Uma rápida observação que fiz no interior de uma postagem, sobre minha rejeição ao sistema de cotas, rendeu um bom número de emails e comentários, quase todos estranhando uma crítica pela esquerda a esta política. Vou resumir os principais pontos de minha divergência não com a pretensão de convencer, mas de elucidar os fundamentos de minha crítica:
1) Pós-modernismo: o conceito de multiculturalismo, tal como vem sendo empregado no Brasil pela pena de Stuart Hall, me incomoda em virtude da fragmentação social que pleiteia, se aproximando do relativismo. O pós-modernismo, como tão bem sugeriu Fredric Jameson, não possui ética, mas apenas estética. No caso das cotas, o pós-modernismo se apoia na focalização da política social e não no universalismo. Ora, a cultura se subordina à humanidade, à vida humana. Nada pode justificar a mutilação ou espancamento de uma pessoa em nome da tradição cultural de uma região ou aldeia. Então, qual seria a resposta à discriminação que pobres e negros sofrem na carreira educacional? O ataque frontal ao racismo (com prisão imediata de qualquer ato desta natureza que depõe contra a humanidade) e a mudança de foco dos recursos para investimento (a começar pelas políticas do BNDES, alimentadas por aportes do Tesouro). Tenho minhas dúvidas se esta onda não é mais uma cópia da história norte-americana, fazendo coro ao nosso colonialismo cultural;
2) Tutela Governamental: a emancipação política, foco de toda política social de esquerda, é substituída, no sistema de cotas, pela tutela governamental. É pior que tutela estatal. Porque o Estado pode ser apropriado, ainda que marginalmente, pelas leis e órgãos de representação social. Mas a tutela governamental é irmã da chantagem: se não se vota naquele governo e seus aliados, perde-se a redenção. Denomino esta ação de neoclientelismo. Não seria o caso de instalarmos sistemas de avaliação das práticas e resultados educacionais a partir das organizações de representação da cidadania, incluindo entidades anti-racistas e/ou de defesa da educação pública? Por qual motivo o "atalho" tutelado é tão defendido por quem parece tão radicalmente contrário á discriminação? Esquecemos todo ideário de controle social?
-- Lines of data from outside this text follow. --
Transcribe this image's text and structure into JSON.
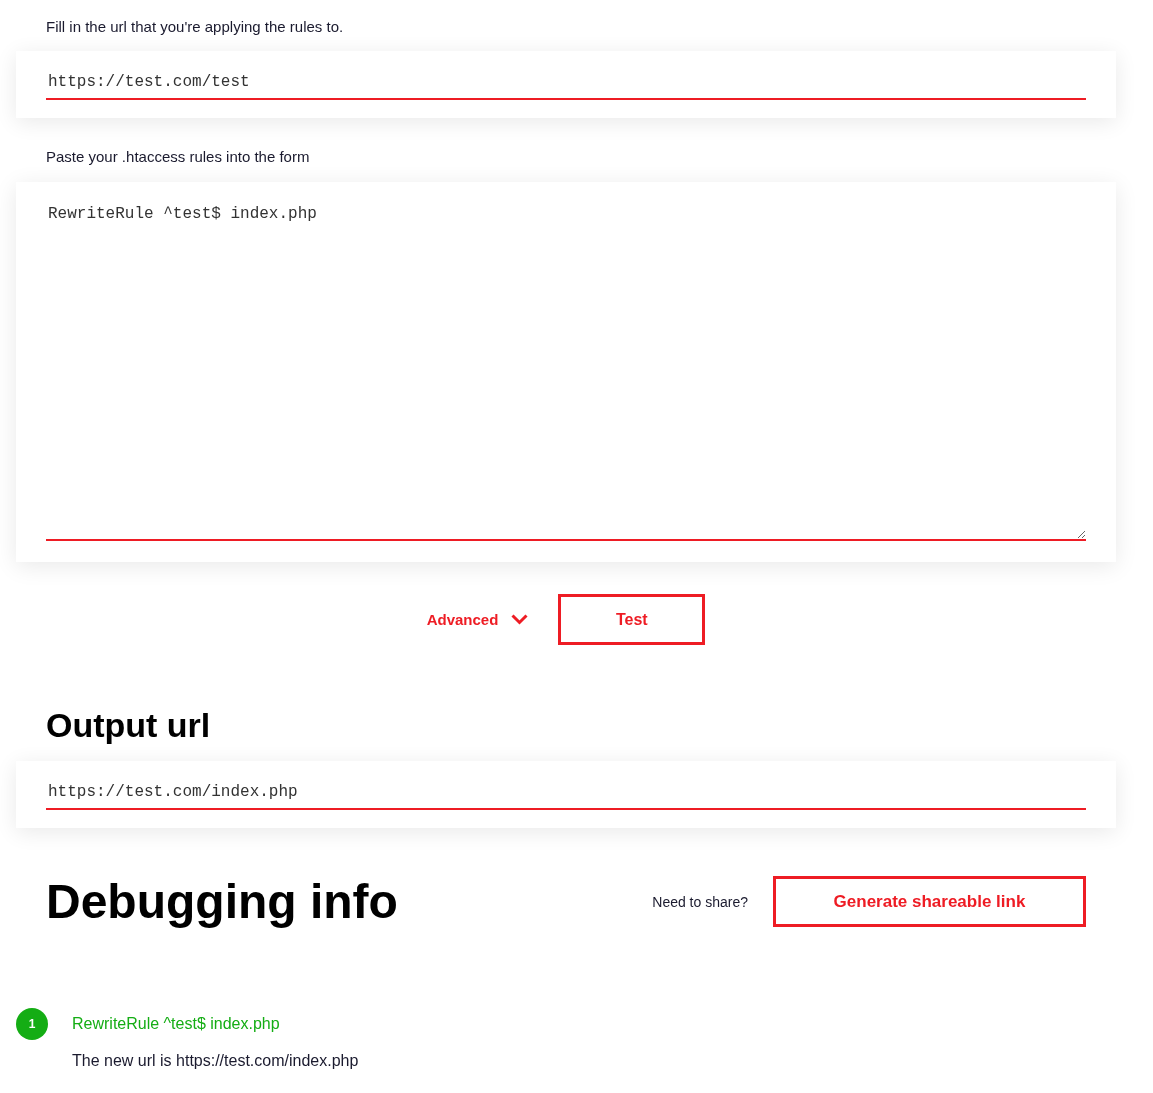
{
  "url_section": {
    "label": "Fill in the url that you're applying the rules to.",
    "value": "https://test.com/test"
  },
  "rules_section": {
    "label": "Paste your .htaccess rules into the form",
    "value": "RewriteRule ^test$ index.php"
  },
  "actions": {
    "advanced": {
      "label": "Advanced",
      "expanded": false
    },
    "test_button": "Test"
  },
  "output": {
    "heading": "Output url",
    "value": "https://test.com/index.php"
  },
  "debugging": {
    "heading": "Debugging info",
    "share_prompt": "Need to share?",
    "share_button": "Generate shareable link",
    "steps": [
      {
        "number": "1",
        "rule": "RewriteRule ^test$ index.php",
        "message": "The new url is https://test.com/index.php",
        "color": "#14ad14"
      }
    ]
  }
}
3) Pragmatismo e Etapismo: toda esta defesa das cotas se apoia numa falácia: ela abrirá condições para os despossuídos e marginalizados ascenderem socialmente. Ora, este não é um argumento, mas uma esperança. E atropela uma série de outros problemas que são deixados pelo caminho. Um deles é a crença que o ensino universitário brasileiro é superior aos outros níveis. De onde vem esta crença? Não seria proveniente, justamente, da base do ideário elitista brasileiro? Por qual motivo o topo do mundo é a universidade? Na Alemanha, 70% dos jovens do sul da Alemanha preferem o sistema dual que a universidade. E o conteúdo ensinado nas universidades? Eles são anti-racistas? São tão mais libertários? Se não se tem certeza da resposta a esta pergunta, estaremos contribuindo para elitizar os que ingressam pelas cotas. Esquecerão, em poucos anos, seu passado. Pesquisas recentes revelam o quanto a ampla maioria dos universitários não deseja trabalho algum voluntário ou solidário. Nossas universidades estão consumidas pelo sucesso individual e pelas consultorias empresariais. O nível das teses e pesquisas acadêmicas está diretamente relacionado à velocidade que os órgãos superiores impõem para se montar um bom "currículo Lattes". Produtividade, não formação, é a tônica. O etapismo anda de mãos dadas do pragmatismo: vamos tentando, ocupando alguns espaços, ganhando algumas migalhas. Se não der certo, ao menos criamos o debate com o conservadorismo brasileiro. Assim como pensavam os hippies dos anos 1960, que utilizavam os jeans das roupas de operários como demonstração de desapego e questionamento social.
Um comentário:
Só para continuar aqui o que começamos lá e agradeço o debate.
Primeiro como estratégia.
Já há uma lei que pune o racismo e, a aplicação dela tem evoluído certo?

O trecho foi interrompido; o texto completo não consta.